CARES funding could assist renters, homeowners
The Board of County Commissioners already has submitted a plan to the state to employ Coronavirus Aid, Relief and Economic Stability (CARES) Act funding to help businesses.
A separate pot discussed during Tuesday’s monthly meeting could offer some relief to homeowners and renters.
Among $120 million in CARES Act funding coming to Florida Housing, roughly $175,000 is earmarked for Gulf County.
The dollars are focused on providing rental or mortgage assistance to those impacted by COVID-19, said Joe Paul, the county’s State Housing Initiatives Partnership (SHIP) administrator.
Specifically, Administrator Michael Hammond said, those who have lost job, have or do not qualify for unemployment, have incurred health care or child care costs due to unemployment.
The Apalachee Regional Planning Council will administer the program for 8 percent of the overall pie, with ARPC staff in the county twice a week once the money is hand and the process underway.
Commissioners will meet in a special meeting sometime next week to establish a cap and other parameters of the program.
“The sooner we can come up with a plan the sooner we can turn this money around,” Hammond said.
A first order of business will be a cap per recipient.
As Hammond noted, once administrative fees are backed out, there will be a little over $155,000 remaining.
And that will only go so far; commissioners discussed a cap of between $1,000 and $2,000.
“The lower the cap the more people we can help,” Hammond said.
The county has already submitted a plan to the Florida Department of Emergency Management to use CARES Act funding establish a grant program for businesses impacted by the pandemic.
Once approved, under the program the county would provide one-time grants to local businesses, ranging up to $5,000, based on the number of full-time equivalent employees.
The county is also using some CARES Act dollars for a new fully-outfitted ambulance.
The county’s transfer station at Five Points is back in full operation, open 8 a.m. until 4 p.m. ET Monday through Saturday.
“It is much different than in recent years in that we are open all day Saturday,” said Mark Cothran, director of Public Works.
Saturday has long been a thorn for the county, commissioners of a mind to offer more convenience “for the working man.”
The transfer station was completely rebuilt using grant dollars after the prior station was taken down by Waste Pro, the county’s previous solid waste service provider.
The county and current provider, BCC, amended their five-year contract to remove BCC from operations of the transfer station and, well, transfer the station to the county.
Duke Energy will by the end of the year begin a construction project on two acres of land off Cape San Blas Road to install a battery station.
The 5.5-megawatt station is one of four Duke Energy is installing, at a cost between $10 million and $20 million, around the state.
The goal is to provide additional power during peak times.
“When we have full (usage) out there (in South Gulf) it can cause voltage issues so this will help with that,” said Danny Collins with Duke Energy.
The project, he added, should be completed in the first half of 2021.

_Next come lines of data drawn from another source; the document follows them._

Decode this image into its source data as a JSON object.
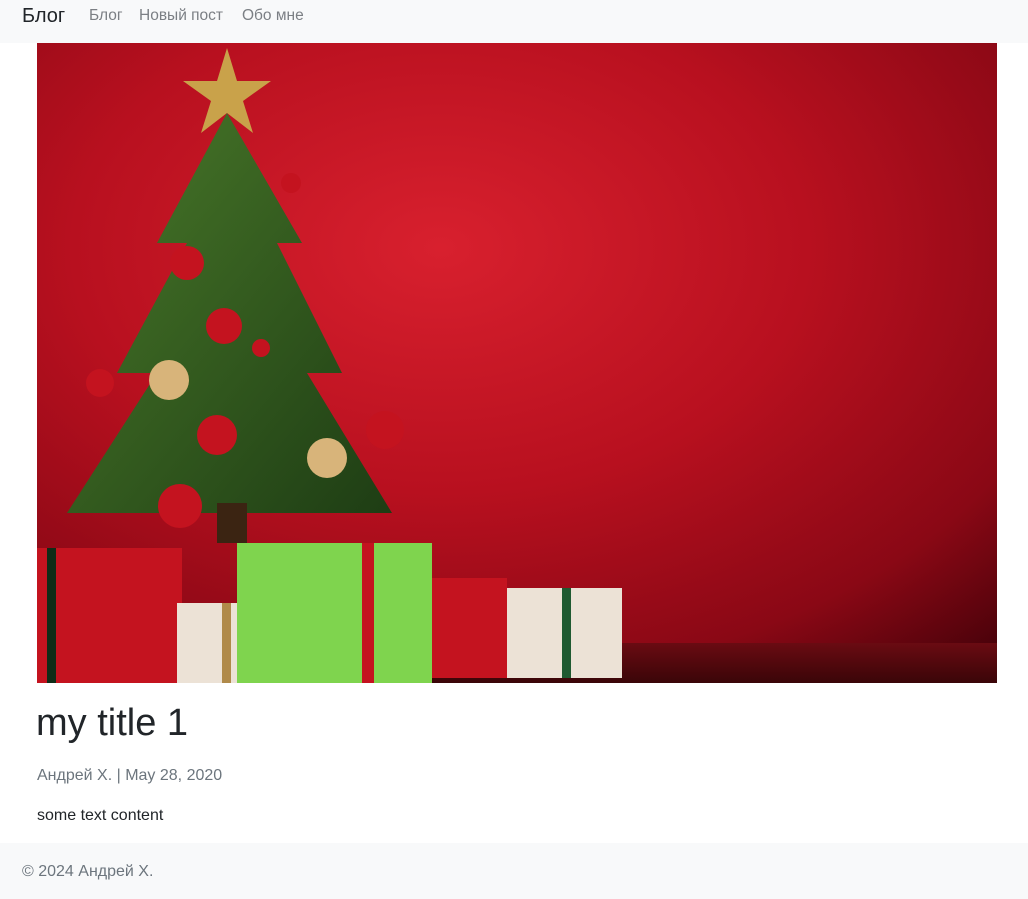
{
  "nav": {
    "brand": "Блог",
    "links": [
      "Блог",
      "Новый пост",
      "Обо мне"
    ]
  },
  "hero": {
    "icon": "christmas-tree-photo"
  },
  "post": {
    "title": "my title 1",
    "author": "Андрей Х.",
    "separator": "|",
    "date": "May 28, 2020",
    "content": "some text content"
  },
  "footer": {
    "text": "© 2024 Андрей Х."
  },
  "colors": {
    "navbar_bg": "#f8f9fa",
    "nav_link": "#7b7f84",
    "meta_text": "#6c757d",
    "hero_red": "#c8102e"
  }
}
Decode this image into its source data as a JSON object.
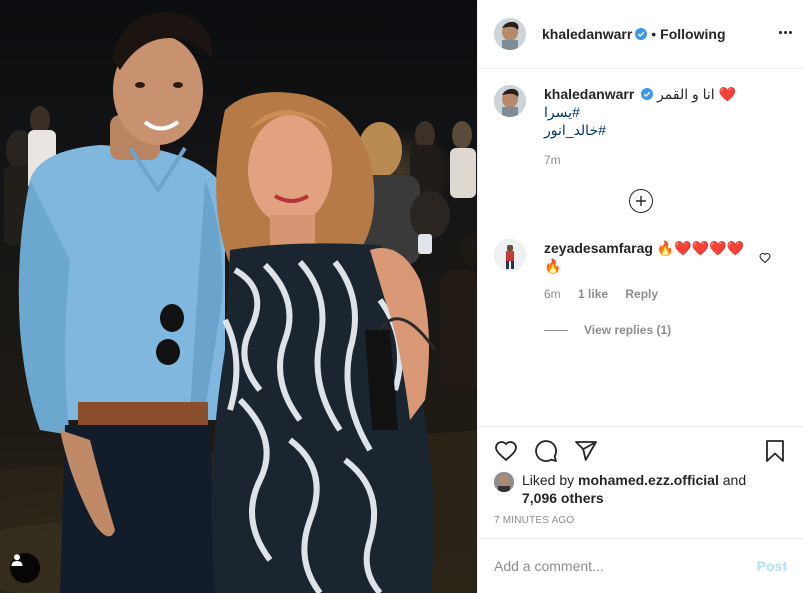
{
  "post": {
    "author": "khaledanwarr",
    "following_label": "Following",
    "separator": "•"
  },
  "caption": {
    "author": "khaledanwarr",
    "text": "انا و القمر ❤️",
    "hashtags": [
      "#يسرا",
      "#خالد_انور"
    ],
    "time": "7m"
  },
  "comments": [
    {
      "author": "zeyadesamfarag",
      "text": "🔥❤️❤️❤️❤️",
      "text2": "🔥",
      "time": "6m",
      "likes": "1 like",
      "reply_label": "Reply",
      "view_replies": "View replies (1)"
    }
  ],
  "likes": {
    "prefix": "Liked by",
    "user": "mohamed.ezz.official",
    "and": "and",
    "others": "7,096 others"
  },
  "timestamp": "7 MINUTES AGO",
  "add_comment": {
    "placeholder": "Add a comment...",
    "post_label": "Post"
  },
  "icons": {
    "verified": "verified-badge-icon",
    "more": "more-options-icon",
    "add": "load-more-comments-icon",
    "like": "heart-icon",
    "comment": "comment-icon",
    "share": "share-icon",
    "save": "bookmark-icon",
    "user_tag": "user-tag-icon"
  },
  "colors": {
    "verified_blue": "#3897f0",
    "link_blue": "#00376b",
    "post_disabled": "#b2dffc",
    "muted": "#8e8e8e"
  }
}
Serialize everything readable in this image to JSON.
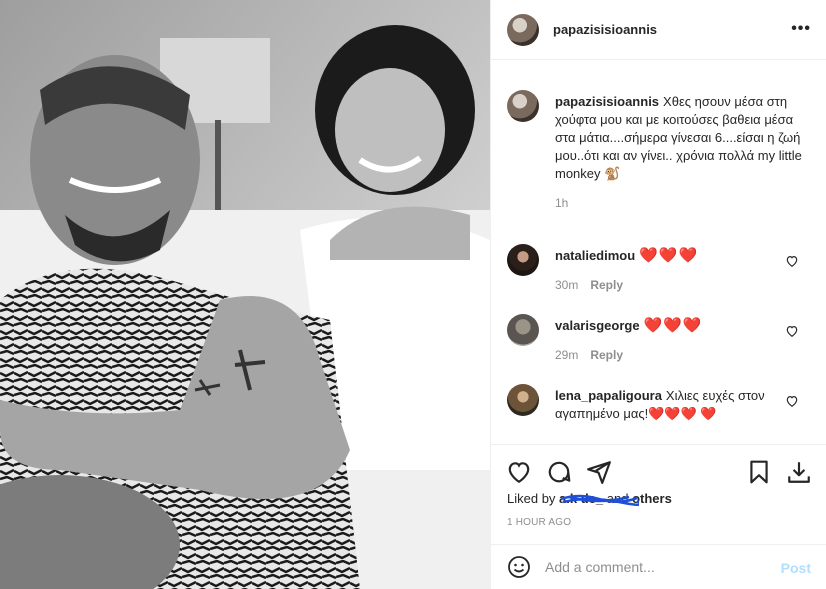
{
  "post": {
    "username": "papazisisioannis"
  },
  "caption": {
    "username": "papazisisioannis",
    "text": "Χθες ησουν μέσα στη χούφτα μου και με κοιτούσες βαθεια μέσα στα μάτια....σήμερα γίνεσαι 6....είσαι η ζωή μου..ότι και αν γίνει.. χρόνια πολλά my little monkey 🐒",
    "time": "1h"
  },
  "comments": [
    {
      "username": "nataliedimou",
      "text": "❤️❤️❤️",
      "time": "30m",
      "reply": "Reply"
    },
    {
      "username": "valarisgeorge",
      "text": "❤️❤️❤️",
      "time": "29m",
      "reply": "Reply"
    },
    {
      "username": "lena_papaligoura",
      "text": "Χιλιες ευχές στον αγαπημένο μας!❤️❤️❤️ ❤️"
    }
  ],
  "likes": {
    "prefix": "Liked by ",
    "user": "a.k          de_",
    "and": " and ",
    "others": "others"
  },
  "timestamp": "1 HOUR AGO",
  "add_comment": {
    "placeholder": "Add a comment...",
    "post_label": "Post"
  },
  "icons": {
    "more": "more-options-icon",
    "like": "heart-icon",
    "comment": "comment-icon",
    "share": "share-icon",
    "save": "bookmark-icon",
    "download": "download-icon",
    "emoji": "emoji-icon"
  },
  "colors": {
    "heart_red": "#ed1c24",
    "post_button": "#b2dffc",
    "scribble_blue": "#1f4fd8"
  }
}
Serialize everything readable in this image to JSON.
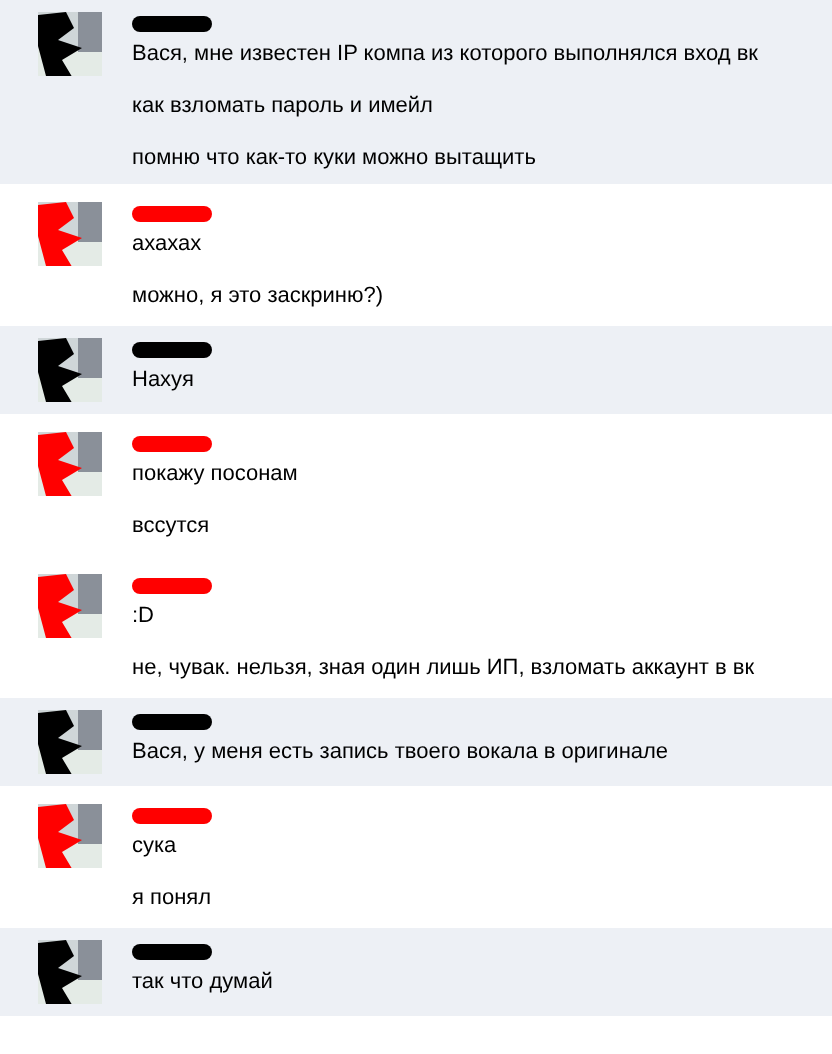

He emphasized that the battery station is not a back-up if power went out, but was to be designed to provide additional capacity in South Gulf County during peak months.
The board voted to send a letter to the Bay County Board of Commissioners requesting that county increase its contributions to Gulf EMS.
The county entered into a contract roughly five years ago to provide ambulance service to Mexico Beach at a cost of $36,000 per year.
That service, Administrator Michael Hammond has stated, now costs the county in the neighborhood of $500,000.
The contract makes sense for both Gulf County and Mexico Beach due to proximity, however, with the county already slated to lose $400,000 in the coming year with EMS under ideal conditions, help from Bay is needed.
Commissioner Ward McDaniel emphasized the county had an “interest in continuing the relationship” and did not want to “spook them” with a huge increase.
“We want (a number) they could be comfortable with and we could be comfortable with,” McDaniel said.
The board approved a request for $150,000 per year from Bay County for ambulance.
“I think that is an extremely fair compromise,” Hammond said.